Co możemy zrobić we własnym zakresie, niewielkim nakładem kosztów, aby pomóc naszym skrzydlatym przyjaciołom, którzy w sadach, ogrodach i lasach zjadają od wiosny do jesieni mnóstwo roślinożernych owadów. Czyżyki, szczygły, wróble, mazurki (identyczne jak wróble, lecz z czarną plamką na policzku) zadowolą się ziarnami zbóż czy słonecznika. Sikory uwielbiają niesoloną (!) słoninę. Zostawienie na drzewie kilku jabłek zadowoli kwiczoły. Bardziej zaawansowani „dokarmiacze” mogą sami przygotować specjalne pyzy zrobione z ziarna i łoju. Można je zresztą kupić. Ale uwaga! Nie wykładamy chleba, bo ten szybko pleśnieje i może ptakom tylko zaszkodzić. No i oczywiście słonina nie może być solona.

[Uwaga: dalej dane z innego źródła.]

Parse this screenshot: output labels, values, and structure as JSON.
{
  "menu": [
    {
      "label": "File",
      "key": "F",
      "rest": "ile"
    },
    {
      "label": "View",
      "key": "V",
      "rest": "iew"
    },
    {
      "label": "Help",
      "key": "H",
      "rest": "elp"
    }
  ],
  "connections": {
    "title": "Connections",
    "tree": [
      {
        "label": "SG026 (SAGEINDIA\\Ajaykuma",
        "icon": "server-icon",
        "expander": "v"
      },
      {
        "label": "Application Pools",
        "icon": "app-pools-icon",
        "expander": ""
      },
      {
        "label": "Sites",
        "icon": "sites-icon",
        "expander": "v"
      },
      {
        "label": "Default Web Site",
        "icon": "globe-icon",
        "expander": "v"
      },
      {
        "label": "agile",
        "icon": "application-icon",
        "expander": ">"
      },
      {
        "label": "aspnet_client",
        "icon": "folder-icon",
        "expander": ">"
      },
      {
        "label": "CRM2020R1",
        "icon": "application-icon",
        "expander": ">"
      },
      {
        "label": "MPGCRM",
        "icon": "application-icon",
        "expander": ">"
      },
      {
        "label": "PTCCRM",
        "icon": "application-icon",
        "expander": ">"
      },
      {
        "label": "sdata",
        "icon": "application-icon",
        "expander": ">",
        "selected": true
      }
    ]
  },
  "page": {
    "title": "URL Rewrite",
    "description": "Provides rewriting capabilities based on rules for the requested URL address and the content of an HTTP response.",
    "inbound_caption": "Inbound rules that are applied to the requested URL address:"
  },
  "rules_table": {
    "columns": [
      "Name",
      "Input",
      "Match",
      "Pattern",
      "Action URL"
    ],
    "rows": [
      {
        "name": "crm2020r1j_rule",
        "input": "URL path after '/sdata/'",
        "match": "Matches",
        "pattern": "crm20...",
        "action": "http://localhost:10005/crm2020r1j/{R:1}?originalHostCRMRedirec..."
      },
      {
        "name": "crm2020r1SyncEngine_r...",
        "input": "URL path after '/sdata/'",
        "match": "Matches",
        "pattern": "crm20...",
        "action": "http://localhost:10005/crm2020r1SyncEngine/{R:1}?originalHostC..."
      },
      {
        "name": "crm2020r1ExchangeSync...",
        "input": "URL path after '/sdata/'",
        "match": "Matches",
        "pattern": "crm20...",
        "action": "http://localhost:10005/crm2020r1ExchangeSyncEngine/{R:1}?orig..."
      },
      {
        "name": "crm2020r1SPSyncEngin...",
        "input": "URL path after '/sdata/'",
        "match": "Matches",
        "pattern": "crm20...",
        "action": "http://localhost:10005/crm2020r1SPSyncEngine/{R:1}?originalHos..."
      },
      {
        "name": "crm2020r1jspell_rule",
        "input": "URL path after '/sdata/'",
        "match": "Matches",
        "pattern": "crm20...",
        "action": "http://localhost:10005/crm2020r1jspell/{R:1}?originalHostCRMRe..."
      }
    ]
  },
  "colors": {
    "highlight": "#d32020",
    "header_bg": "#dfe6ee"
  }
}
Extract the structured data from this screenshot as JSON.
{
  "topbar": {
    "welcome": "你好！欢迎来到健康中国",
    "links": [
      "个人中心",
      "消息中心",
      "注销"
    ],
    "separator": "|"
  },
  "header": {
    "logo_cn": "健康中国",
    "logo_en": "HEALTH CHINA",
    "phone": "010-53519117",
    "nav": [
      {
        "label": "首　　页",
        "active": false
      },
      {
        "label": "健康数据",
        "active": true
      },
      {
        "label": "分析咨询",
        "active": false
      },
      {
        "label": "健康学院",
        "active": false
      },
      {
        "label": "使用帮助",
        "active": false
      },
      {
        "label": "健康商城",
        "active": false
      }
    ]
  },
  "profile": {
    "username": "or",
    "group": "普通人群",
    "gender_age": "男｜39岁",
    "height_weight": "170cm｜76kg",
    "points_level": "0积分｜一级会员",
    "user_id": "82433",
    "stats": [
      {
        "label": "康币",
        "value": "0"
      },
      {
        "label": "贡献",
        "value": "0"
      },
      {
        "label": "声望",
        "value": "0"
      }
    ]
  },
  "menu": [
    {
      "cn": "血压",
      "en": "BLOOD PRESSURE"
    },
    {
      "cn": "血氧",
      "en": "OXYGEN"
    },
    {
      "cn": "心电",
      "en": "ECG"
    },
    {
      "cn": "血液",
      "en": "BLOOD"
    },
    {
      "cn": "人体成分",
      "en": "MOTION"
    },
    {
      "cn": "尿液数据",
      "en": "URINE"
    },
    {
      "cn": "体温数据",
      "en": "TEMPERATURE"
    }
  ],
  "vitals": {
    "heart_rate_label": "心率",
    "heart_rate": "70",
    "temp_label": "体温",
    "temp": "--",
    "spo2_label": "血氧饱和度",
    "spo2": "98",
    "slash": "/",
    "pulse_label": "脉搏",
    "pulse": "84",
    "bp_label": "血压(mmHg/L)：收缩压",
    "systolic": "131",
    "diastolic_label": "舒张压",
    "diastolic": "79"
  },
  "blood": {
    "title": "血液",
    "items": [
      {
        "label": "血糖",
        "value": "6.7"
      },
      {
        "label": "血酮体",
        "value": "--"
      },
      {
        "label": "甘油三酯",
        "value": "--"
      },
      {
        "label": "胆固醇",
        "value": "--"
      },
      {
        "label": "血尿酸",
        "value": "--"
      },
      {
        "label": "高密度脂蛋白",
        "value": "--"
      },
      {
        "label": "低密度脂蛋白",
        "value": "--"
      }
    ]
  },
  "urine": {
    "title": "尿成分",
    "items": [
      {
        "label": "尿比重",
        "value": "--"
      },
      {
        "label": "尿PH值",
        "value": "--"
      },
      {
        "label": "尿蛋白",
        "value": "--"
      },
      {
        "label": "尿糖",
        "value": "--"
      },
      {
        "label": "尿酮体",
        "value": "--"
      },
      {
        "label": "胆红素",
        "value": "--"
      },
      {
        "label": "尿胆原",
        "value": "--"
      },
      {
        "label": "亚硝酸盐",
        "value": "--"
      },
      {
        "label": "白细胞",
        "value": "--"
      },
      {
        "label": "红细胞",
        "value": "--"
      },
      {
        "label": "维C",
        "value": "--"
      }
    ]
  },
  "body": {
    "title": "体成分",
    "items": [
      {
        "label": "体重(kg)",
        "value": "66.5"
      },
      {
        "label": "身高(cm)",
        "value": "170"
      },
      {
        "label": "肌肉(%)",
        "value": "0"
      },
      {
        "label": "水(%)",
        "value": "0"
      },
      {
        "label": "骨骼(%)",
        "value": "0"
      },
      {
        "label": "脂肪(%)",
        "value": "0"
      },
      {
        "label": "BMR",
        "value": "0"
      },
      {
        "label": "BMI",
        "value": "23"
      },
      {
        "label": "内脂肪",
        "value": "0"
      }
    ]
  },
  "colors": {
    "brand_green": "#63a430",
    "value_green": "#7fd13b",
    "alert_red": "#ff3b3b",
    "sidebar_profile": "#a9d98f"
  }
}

Czy dzikie zwierzęta nie mogą obyć się bez pomocy człowieka? Na szczęście nie jest tak źle. Dawniej, gdy w lasach żyły znaczne ilości wilków, rysi i żbików, chore i słabe zwierzęta były przez nie eliminowane. Dziś, gdy ich nie ma, regulacje wielkości populacji zwierzyny łownej wykonują myśliwi, a selekcjonerem w populacjach zwierząt niełownych jest właśnie mroźna, śnieżna zima. Lecz czy nie powinniśmy pomagać w biedzie naszym „braciom mniejszym”, które tak pięknie nazwał Święty Franciszek, od którego imię przybrał obecny papież? Pamiętajmy jednak, że dokarmianie powinno być ciągłe, aż do ustąpienia dużej pokrywy śniegu.

Darz bór
Stanisław Blonkowski
źródło: Życie Powiatu Iławskiego


O autorze

STANISŁAW BLONKOWSKI
(1947) emerytowany leśnik, od półwiecza związany z lasami Pojezierza Iławskiego. Swoje przyrodnicze fascynacje przedstawia w obrazach i fotografiach, którymi zilustrował albumy „Lasem zachwycenie – obiektywem i pędzlem Stanisława Blonkowskiego”, „Zielony skarbiec ziemi suskiej”, „Perły natury powiatu iławskiego”, „Zielony skarbiec Gminy Iława”, „Lasy ludziom, ludzie lasom”, „W krainie orlika krzykliwego – Nadleśnictwo Orneta”, „Z pól, łąk, jezior i lasów ziemi suskiej”, „Przyroda powiatu iławskiego”, „Susz Triathlon 25 lat. W jeziorze, przez miasto, pole i las”, „Aleje i zadrzewienia Gminy Susz”, „Nadleśnictwo Susz”. Jego ilustrowane fotografiami artykuły o przyrodzie są stałą pozycją aperiodyku Skarbiec suski oraz tygodnika Kurier regionu iławskiego. Wiedzę o pięknie przyrody i jej zagrożeniach przekazuje w postaci licznych pogadanek, odczytów i wykładów w przedszkolach, szkołach i uniwersytetach trzeciego wieku. Jest współzałożycielem i honorowym członkiem Stowarzyszenia Leśników Fotografików.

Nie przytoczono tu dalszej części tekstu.